Modulating Biological Rhythms: A Noncomputational Strategy Harnessing Nonlinearity and Decoupling Frequency and Amplitude

Understanding and achieving concurrent modulation of amplitude and frequency, particularly adjusting one quantity and simultaneously sustaining the other at an invariant level, are of paramount importance for complex biophysical systems, including the signal pathway where different frequency indicates different upstream signal yielding a certain downstream physiological function while different amplitude further determines different efficacy of a downstream output. However, such modulators with clearly described and universally valid mechanisms are still lacking. Here, we rigorously propose an easy-to-use control strategy containing only one or two steps, leveraging the nonlinearity in the modulated systems to decouple frequency and amplitude in a noncomputational manner. The strategy’s efficacy is demonstrated using representative biochemical systems and, thus, it could be potentially applicable to modulating rhythms in experiments of biochemistry and synthetic biology.

Figure 1

(a) Achieving IAM or IFM by a linear controller requires computing the normal form. (b) Achieving IAM and IFM needs, respectively, one and two steps without computation by harnessing nonlinearity (zigzag) in the controller.

Figure 2

IAM of system (5) achieved by (a) the linear controller $\mathit{u}=\mathit{F}\mathit{y}$, and (b), the nonlinear controller $c(Y-Y\mathrm{ss}{)}^2$ (blue: amplitude; red: frequency). Depictions are the numerical results (solid) and the theoretical predictions obtained by computing the normal form (light dashed). The circles represent the simulated results using the Hill-type function, i.e., $y_j/(y_j+k)\approx y_j$ [25], and the results obtained by using $u(Y)$.

Figure 3

(a),(b) Variations of the amplitude and the frequency of the oscillation in system (5) under the control strategy harnessing nonlinearity.

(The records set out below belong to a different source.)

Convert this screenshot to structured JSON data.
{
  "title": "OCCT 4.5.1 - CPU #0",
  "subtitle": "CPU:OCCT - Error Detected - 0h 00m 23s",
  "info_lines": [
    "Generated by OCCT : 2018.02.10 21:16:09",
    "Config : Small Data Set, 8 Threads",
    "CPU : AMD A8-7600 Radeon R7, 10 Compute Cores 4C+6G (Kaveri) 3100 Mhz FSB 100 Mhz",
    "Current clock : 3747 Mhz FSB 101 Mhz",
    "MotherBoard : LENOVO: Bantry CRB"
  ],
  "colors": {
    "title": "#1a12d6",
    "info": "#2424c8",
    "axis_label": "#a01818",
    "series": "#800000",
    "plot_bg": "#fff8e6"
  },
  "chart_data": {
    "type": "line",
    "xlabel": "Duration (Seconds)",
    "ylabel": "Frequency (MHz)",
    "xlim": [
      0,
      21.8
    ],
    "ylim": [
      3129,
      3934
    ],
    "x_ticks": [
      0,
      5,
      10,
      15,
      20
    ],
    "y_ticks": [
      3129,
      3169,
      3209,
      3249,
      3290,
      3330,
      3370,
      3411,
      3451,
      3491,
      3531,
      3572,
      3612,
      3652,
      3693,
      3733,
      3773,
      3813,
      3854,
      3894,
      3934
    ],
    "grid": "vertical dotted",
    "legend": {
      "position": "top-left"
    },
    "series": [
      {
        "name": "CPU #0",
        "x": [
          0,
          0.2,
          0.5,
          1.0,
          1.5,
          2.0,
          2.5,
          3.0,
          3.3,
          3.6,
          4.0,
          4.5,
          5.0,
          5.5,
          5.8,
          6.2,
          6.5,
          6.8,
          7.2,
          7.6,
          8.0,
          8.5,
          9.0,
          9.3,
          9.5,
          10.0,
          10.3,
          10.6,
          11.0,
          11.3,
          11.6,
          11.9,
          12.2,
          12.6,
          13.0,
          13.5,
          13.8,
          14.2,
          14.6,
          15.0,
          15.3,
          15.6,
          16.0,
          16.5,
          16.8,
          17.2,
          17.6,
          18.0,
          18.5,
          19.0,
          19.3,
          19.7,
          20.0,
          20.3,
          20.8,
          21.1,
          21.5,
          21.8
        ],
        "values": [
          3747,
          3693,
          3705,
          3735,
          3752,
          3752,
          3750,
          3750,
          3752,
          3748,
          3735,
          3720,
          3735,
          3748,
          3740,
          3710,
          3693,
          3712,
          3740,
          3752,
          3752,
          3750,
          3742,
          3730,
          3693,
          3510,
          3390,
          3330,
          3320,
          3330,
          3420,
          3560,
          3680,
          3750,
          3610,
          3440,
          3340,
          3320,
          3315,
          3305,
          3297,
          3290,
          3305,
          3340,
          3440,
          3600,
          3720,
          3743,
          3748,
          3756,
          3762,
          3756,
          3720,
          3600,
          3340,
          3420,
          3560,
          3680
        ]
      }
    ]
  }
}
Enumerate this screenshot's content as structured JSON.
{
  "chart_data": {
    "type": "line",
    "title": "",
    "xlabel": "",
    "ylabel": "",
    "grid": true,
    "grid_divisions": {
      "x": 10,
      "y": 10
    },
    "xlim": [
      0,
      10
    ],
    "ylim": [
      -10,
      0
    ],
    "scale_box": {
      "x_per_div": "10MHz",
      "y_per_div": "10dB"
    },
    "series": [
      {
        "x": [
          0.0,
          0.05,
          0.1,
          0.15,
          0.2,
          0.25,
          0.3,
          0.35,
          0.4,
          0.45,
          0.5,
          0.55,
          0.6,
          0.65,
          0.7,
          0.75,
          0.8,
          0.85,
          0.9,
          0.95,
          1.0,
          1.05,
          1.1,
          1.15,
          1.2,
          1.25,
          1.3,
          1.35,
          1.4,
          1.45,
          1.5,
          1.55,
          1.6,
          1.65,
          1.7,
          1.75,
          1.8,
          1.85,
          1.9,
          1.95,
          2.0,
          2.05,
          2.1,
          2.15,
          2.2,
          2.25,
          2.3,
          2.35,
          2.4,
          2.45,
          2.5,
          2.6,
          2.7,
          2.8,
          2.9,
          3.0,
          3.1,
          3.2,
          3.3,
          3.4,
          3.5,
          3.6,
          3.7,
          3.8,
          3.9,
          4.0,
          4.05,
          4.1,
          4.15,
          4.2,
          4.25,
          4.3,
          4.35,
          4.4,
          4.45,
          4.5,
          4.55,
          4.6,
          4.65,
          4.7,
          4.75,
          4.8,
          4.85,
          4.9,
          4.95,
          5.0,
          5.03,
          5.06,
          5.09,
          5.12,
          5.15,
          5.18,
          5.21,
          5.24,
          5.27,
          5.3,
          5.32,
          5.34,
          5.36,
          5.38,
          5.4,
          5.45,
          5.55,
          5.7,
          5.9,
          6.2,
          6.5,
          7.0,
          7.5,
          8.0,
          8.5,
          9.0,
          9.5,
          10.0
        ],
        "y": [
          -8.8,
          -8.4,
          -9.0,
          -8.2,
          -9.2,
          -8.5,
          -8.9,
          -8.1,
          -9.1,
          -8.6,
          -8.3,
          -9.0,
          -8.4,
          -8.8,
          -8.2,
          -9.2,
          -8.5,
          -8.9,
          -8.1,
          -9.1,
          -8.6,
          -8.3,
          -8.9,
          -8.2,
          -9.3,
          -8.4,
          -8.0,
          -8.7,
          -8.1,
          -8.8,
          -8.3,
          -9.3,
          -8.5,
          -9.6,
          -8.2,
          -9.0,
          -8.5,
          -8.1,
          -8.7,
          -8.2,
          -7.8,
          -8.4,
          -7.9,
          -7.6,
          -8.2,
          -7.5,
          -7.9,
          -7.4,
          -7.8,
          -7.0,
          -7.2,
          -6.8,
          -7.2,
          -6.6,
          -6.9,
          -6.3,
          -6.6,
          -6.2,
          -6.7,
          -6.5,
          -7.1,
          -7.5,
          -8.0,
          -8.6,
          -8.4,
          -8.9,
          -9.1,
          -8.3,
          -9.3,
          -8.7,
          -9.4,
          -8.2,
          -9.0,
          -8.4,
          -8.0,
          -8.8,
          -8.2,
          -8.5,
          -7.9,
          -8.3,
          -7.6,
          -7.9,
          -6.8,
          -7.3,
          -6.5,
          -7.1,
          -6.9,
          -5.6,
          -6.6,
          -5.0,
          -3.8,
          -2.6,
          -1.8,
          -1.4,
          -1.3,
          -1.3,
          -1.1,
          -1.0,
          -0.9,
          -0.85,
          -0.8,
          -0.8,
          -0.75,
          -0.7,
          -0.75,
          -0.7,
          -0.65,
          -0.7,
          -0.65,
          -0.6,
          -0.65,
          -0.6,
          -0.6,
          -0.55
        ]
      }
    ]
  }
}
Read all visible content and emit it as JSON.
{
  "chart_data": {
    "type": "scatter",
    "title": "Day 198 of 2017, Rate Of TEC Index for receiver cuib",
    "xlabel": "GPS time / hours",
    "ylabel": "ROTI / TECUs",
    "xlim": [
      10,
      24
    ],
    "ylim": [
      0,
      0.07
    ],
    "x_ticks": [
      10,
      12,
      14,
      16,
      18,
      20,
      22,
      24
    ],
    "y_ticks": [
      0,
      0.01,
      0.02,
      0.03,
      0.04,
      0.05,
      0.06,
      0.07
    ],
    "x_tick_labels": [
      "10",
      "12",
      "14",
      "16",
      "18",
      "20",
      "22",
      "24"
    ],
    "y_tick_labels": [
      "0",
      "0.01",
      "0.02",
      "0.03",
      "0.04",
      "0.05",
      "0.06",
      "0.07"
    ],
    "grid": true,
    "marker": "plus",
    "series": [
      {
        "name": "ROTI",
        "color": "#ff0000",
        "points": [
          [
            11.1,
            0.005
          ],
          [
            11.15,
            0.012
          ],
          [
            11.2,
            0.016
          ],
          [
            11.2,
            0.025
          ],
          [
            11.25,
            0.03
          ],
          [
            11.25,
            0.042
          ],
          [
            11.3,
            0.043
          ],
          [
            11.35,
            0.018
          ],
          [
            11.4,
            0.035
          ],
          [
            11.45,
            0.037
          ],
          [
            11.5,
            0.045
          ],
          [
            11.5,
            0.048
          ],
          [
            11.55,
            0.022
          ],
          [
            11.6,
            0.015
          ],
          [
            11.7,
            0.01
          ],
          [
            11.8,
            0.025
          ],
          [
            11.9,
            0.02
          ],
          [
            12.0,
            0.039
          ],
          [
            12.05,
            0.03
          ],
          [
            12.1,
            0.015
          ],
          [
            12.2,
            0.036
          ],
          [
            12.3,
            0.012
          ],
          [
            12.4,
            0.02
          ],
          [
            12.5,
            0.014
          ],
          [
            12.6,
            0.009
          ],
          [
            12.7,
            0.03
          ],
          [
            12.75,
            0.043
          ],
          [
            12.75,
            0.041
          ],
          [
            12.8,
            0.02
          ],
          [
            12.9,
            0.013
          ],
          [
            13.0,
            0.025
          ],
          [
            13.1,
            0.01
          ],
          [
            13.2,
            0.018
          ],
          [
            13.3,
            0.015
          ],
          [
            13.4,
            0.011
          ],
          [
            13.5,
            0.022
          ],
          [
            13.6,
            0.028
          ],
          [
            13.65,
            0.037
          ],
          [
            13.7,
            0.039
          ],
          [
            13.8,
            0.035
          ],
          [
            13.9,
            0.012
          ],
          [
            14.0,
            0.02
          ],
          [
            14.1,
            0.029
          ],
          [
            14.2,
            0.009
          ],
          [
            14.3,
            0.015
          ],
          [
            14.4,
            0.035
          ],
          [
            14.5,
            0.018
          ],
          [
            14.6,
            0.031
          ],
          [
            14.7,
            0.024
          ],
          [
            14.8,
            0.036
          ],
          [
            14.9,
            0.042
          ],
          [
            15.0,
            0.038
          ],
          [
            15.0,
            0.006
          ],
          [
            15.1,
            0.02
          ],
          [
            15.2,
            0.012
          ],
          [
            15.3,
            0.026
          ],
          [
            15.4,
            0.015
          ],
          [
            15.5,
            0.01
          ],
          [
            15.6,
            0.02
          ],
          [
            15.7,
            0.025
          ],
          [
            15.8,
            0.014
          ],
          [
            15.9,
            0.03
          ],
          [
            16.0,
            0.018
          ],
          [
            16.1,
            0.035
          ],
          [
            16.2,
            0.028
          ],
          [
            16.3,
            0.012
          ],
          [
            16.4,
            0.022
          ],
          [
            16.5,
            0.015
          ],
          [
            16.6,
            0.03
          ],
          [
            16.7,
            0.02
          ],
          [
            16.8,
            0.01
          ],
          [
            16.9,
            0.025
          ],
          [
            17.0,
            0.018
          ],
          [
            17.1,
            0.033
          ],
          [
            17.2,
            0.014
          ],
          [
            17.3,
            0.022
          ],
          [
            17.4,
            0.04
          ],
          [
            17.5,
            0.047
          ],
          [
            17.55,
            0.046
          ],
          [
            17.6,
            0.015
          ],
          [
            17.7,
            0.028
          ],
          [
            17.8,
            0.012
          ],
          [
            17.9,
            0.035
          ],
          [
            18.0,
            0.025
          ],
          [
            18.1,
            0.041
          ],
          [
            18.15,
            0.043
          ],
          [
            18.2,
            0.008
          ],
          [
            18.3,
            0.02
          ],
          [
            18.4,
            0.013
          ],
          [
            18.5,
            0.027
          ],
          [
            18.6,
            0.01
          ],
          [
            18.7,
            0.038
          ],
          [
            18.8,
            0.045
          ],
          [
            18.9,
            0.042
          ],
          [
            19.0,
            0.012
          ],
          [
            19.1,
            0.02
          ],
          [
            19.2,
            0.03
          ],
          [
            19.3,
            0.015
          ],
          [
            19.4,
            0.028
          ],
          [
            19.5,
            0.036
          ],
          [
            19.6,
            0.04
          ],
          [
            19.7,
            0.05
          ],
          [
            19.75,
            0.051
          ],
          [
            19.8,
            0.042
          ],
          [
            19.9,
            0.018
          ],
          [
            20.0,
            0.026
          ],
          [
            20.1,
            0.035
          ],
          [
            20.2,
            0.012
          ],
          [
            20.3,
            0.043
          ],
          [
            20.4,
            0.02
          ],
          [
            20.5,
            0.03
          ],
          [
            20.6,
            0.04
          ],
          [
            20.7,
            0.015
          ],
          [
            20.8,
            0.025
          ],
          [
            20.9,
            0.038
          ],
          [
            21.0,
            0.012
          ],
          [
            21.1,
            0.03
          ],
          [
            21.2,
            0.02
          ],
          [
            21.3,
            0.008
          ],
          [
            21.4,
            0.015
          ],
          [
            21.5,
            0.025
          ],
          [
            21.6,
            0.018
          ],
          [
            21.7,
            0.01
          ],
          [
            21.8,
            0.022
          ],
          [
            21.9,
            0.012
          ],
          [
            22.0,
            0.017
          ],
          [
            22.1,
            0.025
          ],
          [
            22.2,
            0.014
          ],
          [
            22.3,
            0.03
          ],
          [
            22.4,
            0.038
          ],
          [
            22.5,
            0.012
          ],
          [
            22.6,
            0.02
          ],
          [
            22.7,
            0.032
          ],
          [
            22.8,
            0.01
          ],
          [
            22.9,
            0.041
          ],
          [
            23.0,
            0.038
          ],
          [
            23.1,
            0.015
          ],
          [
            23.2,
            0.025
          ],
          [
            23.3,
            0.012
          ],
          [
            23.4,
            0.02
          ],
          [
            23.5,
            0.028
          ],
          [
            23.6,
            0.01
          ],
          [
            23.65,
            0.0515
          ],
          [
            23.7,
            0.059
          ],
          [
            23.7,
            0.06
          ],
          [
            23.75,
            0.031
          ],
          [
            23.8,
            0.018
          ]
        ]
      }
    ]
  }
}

Dashed lines represent isoamplitude and isofrequency contours. A two-step controller for IFM is highlighted. (c) Three oscillations correspond to the highlighted circles.

Figure 4

(a) IAM in the AC-DC model achieved by intervening the nonlinear term [$\beta =g_2^{(300)}$] (solid: numerical result; dashed: theoretical prediction). Under certain intensity, the amplitude (blue) is greatly varied whereas the frequency (red) remains static. (b) Bifurcation diagram with (red) and without (blue) control. The steady state (SS) undergoes the Hopf bifurcation at $S^{*}\approx 0.1589$. An oscillation arises when $S>S^{*}$, whose amplitude is altered by the nonlinear controller with ${\mathrm{\Gamma }}_{\beta }=-1$ (SM S.5). (c) The evolutions of (blue: original; red: controlled) oscillations suggesting that the amplitudes of $y$ and $z$ are also suppressed (dashed cycles: $S=0.2$).